Floyd Mayweather-Backed ICO Responds to Lawsuit: 'Investors Have No Ownership Rights'

Francisco Memoria

Respond to a recently filed lawsuit Moshe Hogeg, an Israeli cryptocurrency entrepreneur, revealed his company has no obligation ot use investor’s funds as claimed in its whitepaper, and that “investors have no ownership rights in the cryptocurrency company they invest in.”

According to the Times of Israel Hogeg, who was recently sued by Chinese investors Zhewen Hu for $4.6 million for misappropriating funds, defended himself noting that his company’s whitepaper and website are of a “descriptive nature only and not binding.”

His lawyers noted that a whitepaper “does not constitute a prospectus or offering document,” separating it from the prospectus’ issued to investors before initial public offerings (ICOs). This would mean whitepapers confer its issuers no legal responsibility.

 

Hogeg’s company, STX Technologies Limited (STX), is a blockchain-based prediction market that was at one point endorsed by boxing legend Floyd Mayweathr, who was later on charged by the US Securities and Exchange Commission (SEC) for not disclosing e ws paid to promote Stox and two other ICOs.

Floyd Mayweather's psot promoting Stox

The Chinese investor filed the lawsuit against Stox as it claimed that if it raised $30 million worth of Ether, it would invest all of the funds to develop its platform to make it successful, and increase the value of their token in secondary markets.

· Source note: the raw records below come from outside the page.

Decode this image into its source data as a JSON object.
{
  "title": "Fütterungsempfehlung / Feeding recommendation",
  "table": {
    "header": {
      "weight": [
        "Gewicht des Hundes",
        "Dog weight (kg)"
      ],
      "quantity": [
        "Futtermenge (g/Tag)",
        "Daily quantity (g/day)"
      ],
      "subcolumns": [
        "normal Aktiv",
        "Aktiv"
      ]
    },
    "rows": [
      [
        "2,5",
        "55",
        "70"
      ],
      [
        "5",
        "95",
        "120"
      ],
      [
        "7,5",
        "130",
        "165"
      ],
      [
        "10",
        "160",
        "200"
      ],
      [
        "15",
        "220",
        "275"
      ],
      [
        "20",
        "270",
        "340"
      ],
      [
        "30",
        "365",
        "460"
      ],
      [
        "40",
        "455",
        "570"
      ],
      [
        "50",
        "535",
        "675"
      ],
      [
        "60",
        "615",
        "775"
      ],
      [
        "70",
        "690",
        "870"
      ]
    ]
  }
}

The company’s ICO reportedly raised $34 million back in August of 2017, partly thanks to Mayweather’s promotion. Per the plaintiff, Hogeg only invested $5 million out of the total raised in Stox itself. In addition, he claimed the entrepreneur sold his tokens before the earliest date he said he would do so, which devalued the tokens for investors.

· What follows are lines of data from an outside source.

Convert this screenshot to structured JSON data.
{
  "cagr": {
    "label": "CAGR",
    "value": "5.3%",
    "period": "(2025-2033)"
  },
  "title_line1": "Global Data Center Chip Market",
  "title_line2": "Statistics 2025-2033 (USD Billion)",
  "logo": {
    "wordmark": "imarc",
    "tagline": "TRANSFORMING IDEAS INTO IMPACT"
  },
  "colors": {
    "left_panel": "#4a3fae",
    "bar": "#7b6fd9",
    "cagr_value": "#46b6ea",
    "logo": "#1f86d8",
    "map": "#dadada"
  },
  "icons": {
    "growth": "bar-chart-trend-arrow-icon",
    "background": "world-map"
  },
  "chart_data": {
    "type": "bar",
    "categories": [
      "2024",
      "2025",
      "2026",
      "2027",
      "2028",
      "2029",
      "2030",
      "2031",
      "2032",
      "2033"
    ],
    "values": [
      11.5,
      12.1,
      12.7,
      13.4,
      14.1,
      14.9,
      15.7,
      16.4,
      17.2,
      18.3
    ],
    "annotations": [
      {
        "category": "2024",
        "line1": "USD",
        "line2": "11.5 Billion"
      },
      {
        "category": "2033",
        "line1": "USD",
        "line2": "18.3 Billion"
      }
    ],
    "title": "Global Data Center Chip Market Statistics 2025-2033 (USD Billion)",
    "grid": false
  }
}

Hogeg: Lawsuit Was An “Extortion Attempt”

In response, Hogeg denied these allegations, noting the employee who claimed only $5 million were invested was mistakes, and that Stox itself is a “thriving website” with a “large number of users.”

According to the Times of Israel, Hogeg claimed the lawsuit was “an extortion attempt,” that’s harming his image. Per his words, investors signed a contract that stipulated Stox tokens’ ownership “carries no rights whether express or implied other than a limited potential future right to use or interact with the Stox platform” when they bought them.

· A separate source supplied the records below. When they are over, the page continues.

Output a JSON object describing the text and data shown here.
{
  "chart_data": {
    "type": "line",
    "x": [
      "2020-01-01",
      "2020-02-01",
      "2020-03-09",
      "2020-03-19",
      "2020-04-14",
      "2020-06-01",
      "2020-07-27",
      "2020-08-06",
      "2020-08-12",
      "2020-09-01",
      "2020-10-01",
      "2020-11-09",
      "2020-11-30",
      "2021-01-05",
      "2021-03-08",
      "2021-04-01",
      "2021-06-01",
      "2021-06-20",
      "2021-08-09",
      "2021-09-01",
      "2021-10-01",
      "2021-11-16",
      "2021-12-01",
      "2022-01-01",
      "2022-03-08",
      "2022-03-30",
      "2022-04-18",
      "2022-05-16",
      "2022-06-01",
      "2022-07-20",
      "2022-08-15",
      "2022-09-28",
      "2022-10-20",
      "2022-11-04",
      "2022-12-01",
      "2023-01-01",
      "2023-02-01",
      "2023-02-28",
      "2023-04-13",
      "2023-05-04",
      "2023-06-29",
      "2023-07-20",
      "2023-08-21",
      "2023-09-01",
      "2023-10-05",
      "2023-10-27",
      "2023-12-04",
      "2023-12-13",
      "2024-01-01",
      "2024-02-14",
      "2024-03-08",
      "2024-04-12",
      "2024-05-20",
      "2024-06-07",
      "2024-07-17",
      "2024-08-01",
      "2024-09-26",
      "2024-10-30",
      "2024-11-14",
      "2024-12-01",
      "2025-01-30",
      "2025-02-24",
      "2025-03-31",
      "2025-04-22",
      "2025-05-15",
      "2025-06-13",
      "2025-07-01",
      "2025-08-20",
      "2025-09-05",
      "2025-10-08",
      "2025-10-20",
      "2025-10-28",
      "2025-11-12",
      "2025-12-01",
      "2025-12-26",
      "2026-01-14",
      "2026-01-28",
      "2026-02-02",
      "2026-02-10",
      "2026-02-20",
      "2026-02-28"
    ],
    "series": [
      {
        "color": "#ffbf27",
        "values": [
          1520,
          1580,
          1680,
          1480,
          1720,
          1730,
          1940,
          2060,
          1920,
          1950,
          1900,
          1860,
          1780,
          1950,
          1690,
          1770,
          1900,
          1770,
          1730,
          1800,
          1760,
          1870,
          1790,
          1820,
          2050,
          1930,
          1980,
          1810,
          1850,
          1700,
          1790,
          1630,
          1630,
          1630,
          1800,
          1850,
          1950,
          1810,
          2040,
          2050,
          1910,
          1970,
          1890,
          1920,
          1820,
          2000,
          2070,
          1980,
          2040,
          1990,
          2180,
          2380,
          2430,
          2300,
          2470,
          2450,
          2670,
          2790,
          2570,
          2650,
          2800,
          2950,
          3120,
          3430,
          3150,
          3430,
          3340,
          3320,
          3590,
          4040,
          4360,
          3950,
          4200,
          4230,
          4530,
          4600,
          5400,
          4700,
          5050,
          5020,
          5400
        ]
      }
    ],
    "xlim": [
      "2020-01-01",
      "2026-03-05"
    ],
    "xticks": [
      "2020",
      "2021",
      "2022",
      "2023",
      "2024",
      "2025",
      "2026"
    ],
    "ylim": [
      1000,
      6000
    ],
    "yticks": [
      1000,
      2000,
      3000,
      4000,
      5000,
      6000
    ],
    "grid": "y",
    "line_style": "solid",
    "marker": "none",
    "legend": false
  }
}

Moreover, he argued STX Technologies Limited is incorporated in Gibraltar, making it the proper venue to file a lawsuit, not Israel. Hogeg himself has notably gone on a multi-million dollar spending spree, according to the news outlet.

Last year, he reportedly spent $19 million buying land in a wealthy suburb in Tel Aviv, and bought Beiter Jerusalem, one of the country’s top soccer teams, for $7.2 million. The Tel Aviv University has also announced it accepted a $1.9 million donations from hm to establish an institute.